Modena, cartomante terrorizza una coppia per estorcere migliaia di euro: «Pagate o vi colpirà una maledizione»

Una cartomante conosciuta su TikTok avrebbe estorto migliaia di euro a una coppia di Montecchio Emilia con minacce e presunti malefici.

Doveva essere un consulto gratuito, si è trasformato in una sequenza di richieste di denaro, minacce e paura. Una coppia residente a Montecchio Emilia, in provincia di Reggio Emilia, ha denunciato una presunta cartomante di 46 anni, residente nei pressi di Modena, dopo essere finita in una trappola iniziata con un video pubblicato su TikTok. La donna è stata identificata dai carabinieri attraverso i dati collegati ai pagamenti e denunciata alla Procura di Reggio Emilia con l’accusa di estorsione.

Cartomante su TikTok, dal consulto gratuito alla prima minaccia

Il primo contatto sarebbe avvenuto dopo la visualizzazione di un annuncio dedicato alla cartomanzia. Il messaggio promozionale lasciava intendere che la prima consulenza non avrebbe comportato alcun costo. Una proposta apparentemente innocua, che ha spinto una delle vittime a mettersi in contatto con la presunta veggente.

La conversazione, iniziata su TikTok, si sarebbe poi spostata su WhatsApp.
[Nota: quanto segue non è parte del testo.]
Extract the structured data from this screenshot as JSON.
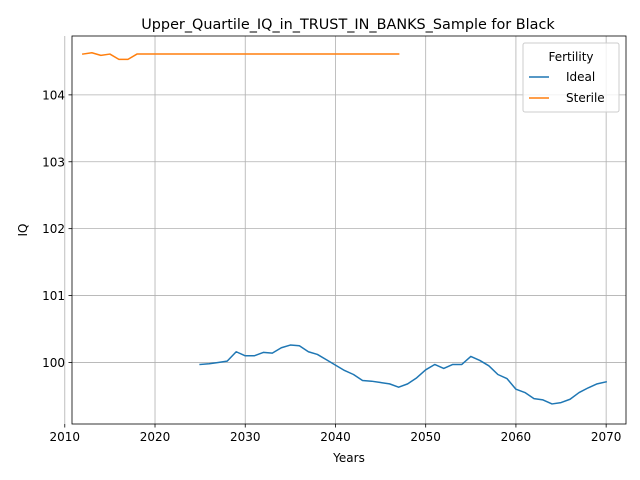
{
  "chart_data": {
    "type": "line",
    "title": "Upper_Quartile_IQ_in_TRUST_IN_BANKS_Sample for Black",
    "xlabel": "Years",
    "ylabel": "IQ",
    "xlim": [
      2010.8,
      2072.2
    ],
    "ylim": [
      99.08,
      104.88
    ],
    "xticks": [
      2010,
      2020,
      2030,
      2040,
      2050,
      2060,
      2070
    ],
    "yticks": [
      100,
      101,
      102,
      103,
      104
    ],
    "grid": true,
    "legend": {
      "title": "Fertility",
      "position": "top-right"
    },
    "series": [
      {
        "name": "Ideal",
        "color": "#1f77b4",
        "x": [
          2025,
          2026,
          2027,
          2028,
          2029,
          2030,
          2031,
          2032,
          2033,
          2034,
          2035,
          2036,
          2037,
          2038,
          2039,
          2040,
          2041,
          2042,
          2043,
          2044,
          2045,
          2046,
          2047,
          2048,
          2049,
          2050,
          2051,
          2052,
          2053,
          2054,
          2055,
          2056,
          2057,
          2058,
          2059,
          2060,
          2061,
          2062,
          2063,
          2064,
          2065,
          2066,
          2067,
          2068,
          2069,
          2070
        ],
        "y": [
          99.97,
          99.98,
          100.0,
          100.02,
          100.16,
          100.1,
          100.1,
          100.15,
          100.14,
          100.22,
          100.26,
          100.25,
          100.16,
          100.12,
          100.04,
          99.96,
          99.88,
          99.82,
          99.73,
          99.72,
          99.7,
          99.68,
          99.63,
          99.68,
          99.77,
          99.89,
          99.97,
          99.91,
          99.97,
          99.97,
          100.09,
          100.03,
          99.95,
          99.82,
          99.76,
          99.6,
          99.55,
          99.46,
          99.44,
          99.38,
          99.4,
          99.45,
          99.55,
          99.62,
          99.68,
          99.71
        ]
      },
      {
        "name": "Sterile",
        "color": "#ff7f0e",
        "x": [
          2012,
          2013,
          2014,
          2015,
          2016,
          2017,
          2018,
          2019,
          2020,
          2021,
          2022,
          2023,
          2024,
          2025,
          2026,
          2027,
          2028,
          2029,
          2030,
          2031,
          2032,
          2033,
          2034,
          2035,
          2036,
          2037,
          2038,
          2039,
          2040,
          2041,
          2042,
          2043,
          2044,
          2045,
          2046,
          2047
        ],
        "y": [
          104.61,
          104.63,
          104.59,
          104.61,
          104.53,
          104.53,
          104.61,
          104.61,
          104.61,
          104.61,
          104.61,
          104.61,
          104.61,
          104.61,
          104.61,
          104.61,
          104.61,
          104.61,
          104.61,
          104.61,
          104.61,
          104.61,
          104.61,
          104.61,
          104.61,
          104.61,
          104.61,
          104.61,
          104.61,
          104.61,
          104.61,
          104.61,
          104.61,
          104.61,
          104.61,
          104.61
        ]
      }
    ]
  }
}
È in quel momento che il tono della donna sarebbe cambiato. Dopo aver raccolto alcune informazioni personali, la 46enne avrebbe chiesto un versamento immediato di 50 euro su una carta prepagata.

Al rifiuto o alle esitazioni della vittima, sarebbero cominciate le minacce. La presunta cartomante avrebbe sostenuto che, senza il pagamento, una maledizione avrebbe colpito la donna e le persone a lei vicine. Avrebbe inoltre prospettato il rischio di un grave incidente stradale.

La vittima, impaurita dalla sicurezza con cui venivano pronunciate quelle previsioni, avrebbe deciso di effettuare il primo bonifico. Quel pagamento, però, non avrebbe chiuso il rapporto. Al contrario, avrebbe rappresentato l’inizio di richieste sempre più insistenti.

Le richieste salgono fino a 1.200 euro

Dopo il primo versamento da 50 euro, la presunta veggente avrebbe continuato a contattare la donna, sostenendo che fossero necessari altri rituali per bloccare le conseguenze negative annunciate. Le cifre richieste sarebbero aumentate rapidamente: prima 150 euro, poi somme più consistenti, fino ad arrivare a 1.200 euro per singolo pagamento.

Ogni richiesta sarebbe stata accompagnata dal richiamo a presunti sortilegi, malefici e pericoli imminenti. Secondo quanto denunciato, la cartomante avrebbe cercato di mantenere la vittima in uno stato di costante allarme, facendo leva sulla paura che qualcosa potesse accadere a lei o al suo compagno.

Le minacce, infatti, non sarebbero rimaste limitate alla donna. La 46enne avrebbe contattato direttamente anche l’uomo, estendendo a lui le previsioni negative e le pressioni economiche. La coppia si sarebbe così trovata coinvolta in un meccanismo nel quale ogni versamento generava una nuova richiesta.

La frase utilizzata sarebbe stata netta: «Se non pagate vi colpirà una maledizione». Un avvertimento che, ripetuto insieme alla prospettiva di incidenti e conseguenze personali, avrebbe spinto le vittime a consegnare complessivamente migliaia di euro.

La denuncia e l’indagine dei carabinieri

Dopo settimane di pressioni, la coppia ha deciso di interrompere i pagamenti e rivolgersi ai carabinieri. I militari hanno ricostruito i contatti avvenuti sulle piattaforme digitali, esaminato i messaggi ricevuti e verificato i trasferimenti di denaro effettuati dalle vittime.

Un ruolo decisivo nell’identificazione della presunta responsabile sarebbe stato svolto dai dati bancari. I bonifici, le carte utilizzate e i codici fiscali indicati per i versamenti hanno consentito agli investigatori di risalire alla donna, una 46enne residente nell’area di Modena.

Al termine degli accertamenti, la presunta cartomante è stata denunciata alla Procura di Reggio Emilia con l’accusa di estorsione. Saranno ora gli inquirenti a verificare l’esatto ammontare delle somme versate, il numero dei contatti intercorsi e l’eventuale presenza di altre persone coinvolte in episodi analoghi.

La vicenda conferma i rischi legati alle consulenze pubblicizzate attraverso piattaforme digitali quando, dopo un primo contatto gratuito, vengono avanzate richieste economiche accompagnate da minacce. Nel caso denunciato a Montecchio Emilia, il tracciamento dei pagamenti ha permesso ai militari di attribuire un’identità alla persona indicata dalle vittime.